For most tasks, no — Sonnet 4.6 delivers 90%+ of Opus quality at 60% of the cost. Opus 4.6 justifies its premium on complex multi-step reasoning, large-context analysis (500K+ tokens), and agentic workflows where intermediate errors compound. If you're building a coding agent or doing deep research synthesis, the upgrade pays for itself.

Why is Claude more expensive than DeepSeek or Mistral?

Anthropic's models are proprietary and hosted on their infrastructure, which means higher operational costs. DeepSeek V3.2 at $0.28/$0.42 and Mistral Small 3.2 at $0.06/$0.18 are dramatically cheaper, but they don't match Claude on complex reasoning, instruction following, or coding tasks. The right comparison is quality-adjusted cost per successful task, not raw token price. See our cheapest AI APIs guide for the full breakdown.

Does Anthropic offer volume discounts?

Anthropic offers committed-use discounts for high-volume customers through their sales team. The Batch API provides an automatic 50% discount for workloads that can tolerate 24-hour latency, which is available to all API users without special arrangements. Prompt caching is another built-in cost reduction that doesn't require negotiation.

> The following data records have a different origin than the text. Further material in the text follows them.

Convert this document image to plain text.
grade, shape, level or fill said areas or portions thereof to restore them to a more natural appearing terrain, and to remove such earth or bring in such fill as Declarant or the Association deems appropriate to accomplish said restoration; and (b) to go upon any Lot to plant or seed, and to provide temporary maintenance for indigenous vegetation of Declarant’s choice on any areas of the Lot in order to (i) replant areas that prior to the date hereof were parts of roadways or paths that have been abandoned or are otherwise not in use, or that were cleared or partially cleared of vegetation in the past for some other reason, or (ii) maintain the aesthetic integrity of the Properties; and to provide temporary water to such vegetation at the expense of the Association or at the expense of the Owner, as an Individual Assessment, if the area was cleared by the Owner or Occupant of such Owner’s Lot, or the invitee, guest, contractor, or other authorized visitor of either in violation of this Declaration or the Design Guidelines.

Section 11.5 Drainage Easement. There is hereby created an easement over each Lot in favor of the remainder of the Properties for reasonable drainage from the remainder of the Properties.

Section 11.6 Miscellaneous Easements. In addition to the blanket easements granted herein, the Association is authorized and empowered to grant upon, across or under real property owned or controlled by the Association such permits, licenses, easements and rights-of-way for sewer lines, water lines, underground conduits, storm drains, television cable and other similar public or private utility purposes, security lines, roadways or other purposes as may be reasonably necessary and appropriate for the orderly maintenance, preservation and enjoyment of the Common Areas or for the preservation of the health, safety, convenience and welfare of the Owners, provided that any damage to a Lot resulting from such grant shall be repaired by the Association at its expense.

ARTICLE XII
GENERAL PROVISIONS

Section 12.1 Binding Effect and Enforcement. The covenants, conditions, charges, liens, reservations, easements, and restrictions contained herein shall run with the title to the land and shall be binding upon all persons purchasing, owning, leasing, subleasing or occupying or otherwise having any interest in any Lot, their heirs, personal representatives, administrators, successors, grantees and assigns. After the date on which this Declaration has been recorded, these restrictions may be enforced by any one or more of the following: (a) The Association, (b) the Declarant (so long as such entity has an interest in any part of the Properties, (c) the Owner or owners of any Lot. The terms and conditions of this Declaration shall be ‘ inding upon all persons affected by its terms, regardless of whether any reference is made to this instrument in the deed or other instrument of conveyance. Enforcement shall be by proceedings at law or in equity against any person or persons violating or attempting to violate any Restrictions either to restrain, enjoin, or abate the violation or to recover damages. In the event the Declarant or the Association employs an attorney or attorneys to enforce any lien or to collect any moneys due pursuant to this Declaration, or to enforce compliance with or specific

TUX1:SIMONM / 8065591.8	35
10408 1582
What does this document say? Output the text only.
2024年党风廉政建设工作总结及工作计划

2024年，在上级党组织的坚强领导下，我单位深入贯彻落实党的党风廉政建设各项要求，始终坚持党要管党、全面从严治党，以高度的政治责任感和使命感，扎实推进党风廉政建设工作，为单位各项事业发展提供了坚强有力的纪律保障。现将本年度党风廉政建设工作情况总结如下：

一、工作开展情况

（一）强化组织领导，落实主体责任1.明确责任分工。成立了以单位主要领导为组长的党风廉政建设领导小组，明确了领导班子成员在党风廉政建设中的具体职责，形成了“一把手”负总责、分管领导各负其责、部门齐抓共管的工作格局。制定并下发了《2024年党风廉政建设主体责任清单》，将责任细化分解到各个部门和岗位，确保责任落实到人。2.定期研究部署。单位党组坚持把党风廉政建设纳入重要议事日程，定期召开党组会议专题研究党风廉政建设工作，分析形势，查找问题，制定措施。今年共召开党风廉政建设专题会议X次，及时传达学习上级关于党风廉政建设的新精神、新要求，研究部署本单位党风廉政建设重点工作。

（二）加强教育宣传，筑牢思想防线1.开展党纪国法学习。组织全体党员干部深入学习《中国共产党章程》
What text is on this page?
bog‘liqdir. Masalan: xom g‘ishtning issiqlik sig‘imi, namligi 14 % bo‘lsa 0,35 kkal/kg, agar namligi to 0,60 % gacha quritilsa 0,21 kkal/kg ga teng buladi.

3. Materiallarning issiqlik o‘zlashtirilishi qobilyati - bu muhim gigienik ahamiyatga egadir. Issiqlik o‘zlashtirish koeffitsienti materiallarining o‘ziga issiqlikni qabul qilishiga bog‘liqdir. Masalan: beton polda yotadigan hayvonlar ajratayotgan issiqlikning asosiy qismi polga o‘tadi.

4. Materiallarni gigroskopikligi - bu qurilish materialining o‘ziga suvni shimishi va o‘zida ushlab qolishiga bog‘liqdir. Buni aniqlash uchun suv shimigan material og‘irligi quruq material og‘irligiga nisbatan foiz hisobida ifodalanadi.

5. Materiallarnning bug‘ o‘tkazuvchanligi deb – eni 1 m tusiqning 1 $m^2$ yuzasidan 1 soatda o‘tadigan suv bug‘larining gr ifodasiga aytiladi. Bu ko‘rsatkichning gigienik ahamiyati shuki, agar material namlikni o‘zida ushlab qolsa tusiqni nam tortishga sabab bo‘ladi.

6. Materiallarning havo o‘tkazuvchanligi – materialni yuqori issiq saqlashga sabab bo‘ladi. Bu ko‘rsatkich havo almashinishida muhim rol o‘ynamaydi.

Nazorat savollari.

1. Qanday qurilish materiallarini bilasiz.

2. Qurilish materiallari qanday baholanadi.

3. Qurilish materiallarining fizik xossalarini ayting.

What's the cheapest way to use Claude in production?

Combine three strategies: (1) Route requests to the cheapest model that can handle each task — Haiku for simple work, Sonnet for standard, Opus for complex. (2) Enable prompt caching to avoid re-paying for repeated system prompts and context. (3) Use Batch API for any workload that isn't time-sensitive. Together, these can reduce your effective Claude costs by 50-70% compared to sending everything to a single model without optimization.